I just took the briefest look at your code, so maybe this missing the mark, but it looks to me that you are heavily using the test data set as input to your training. I don’t think this is correct. All model training against kaggle data sets must be on the train data set only. Your model shouldn’t even know the test data set exists. Since labels aren’t provided for the test data set, there is actually nothing you can use it for during training other than to ensure your model doesn’t blow up or take too long to run (some Kaggle competitions include a time cutoff) when used as input. Kaggle uses this data to evaluate your trained model, but you can’t and shouldn’t try.

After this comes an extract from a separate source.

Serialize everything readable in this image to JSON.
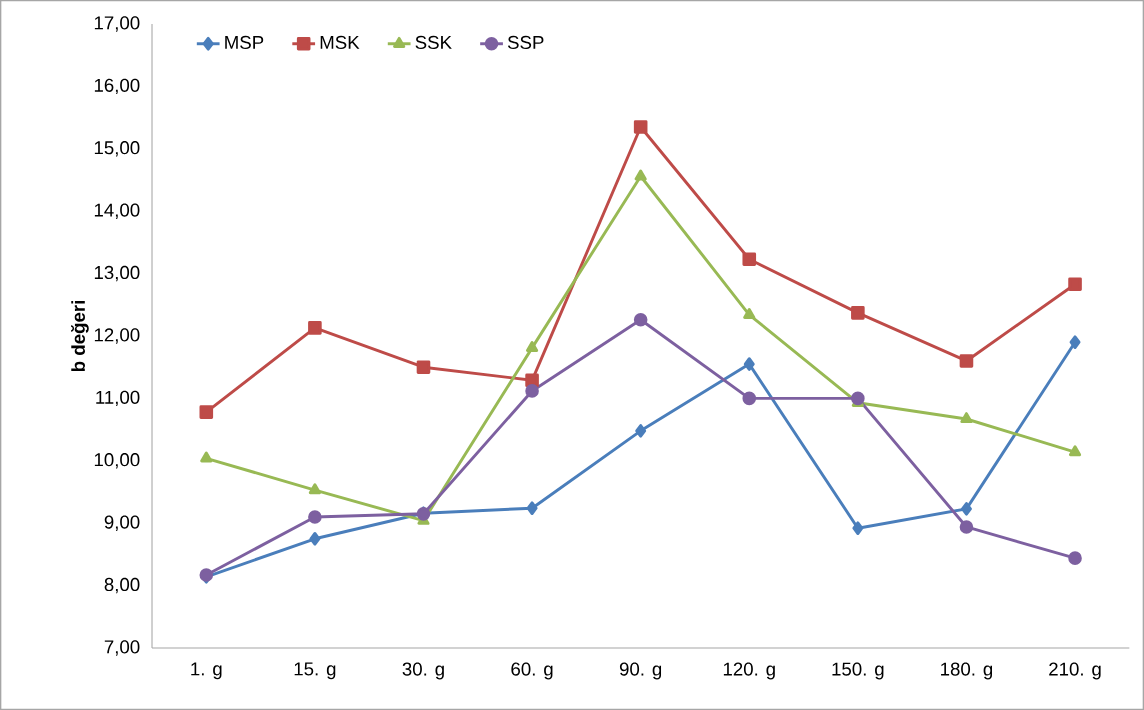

You might also want to consider using native pandas data wrangling to clean up the dataset before training. No need for those explicit loops. See for example pandas.DataFrame.dropna — pandas 1.5.3 documentation
Here is a quick and dirty idea for cleaning up the data to give you a basic ‘rectangle’ of training inputs and labels…
#load dataset
data = pd.read_csv('./train.csv')
data.info()
#clean up and separate labels from training inputs
data = data.drop('PassengerId',axis=1) #not intrinsic
data = data.drop('Cabin',axis=1) #75% null values
data = data[data['Embarked'].notna()]. #only lose 2 rows
data['Age'] = data['Age'].fillna(data['Age'].mean()). #not convinced this is a good idea...test it
data['Sex'], uniques = data['Sex'].factorize()
data['Embarked'], uniques = data['Embarked'].factorize()
labels_df = data['Survived']
training_inputs_df = data.drop(columns='Survived')
training_inputs_df.info() #DataFrame with 889 rows of not null data - the model training inputs
labels_df.info() #DataFrame with 889 rows of not null data - the model training labels
At this point I would consider the data ready for additional exploratory data analyses and would start doing some measurements and visualization. Then time to think about scaling, categorical vs numeric and implications on cost function, etc. Hope this helps.
PS: I separate out the Survived column since it will be convenient for setting up the neural net model, however you might benefit from using further built-in Pandas DataFrame functions to do statistical examination of the data. Here is another quick and dirty, naively converting categoricals to codes without thinking through the implications, just to get the analytics running…
#this uses the dataframe containing the Survived column since that is your prediction target
data.corr()
Sex, Pclass and Fare. Hmmm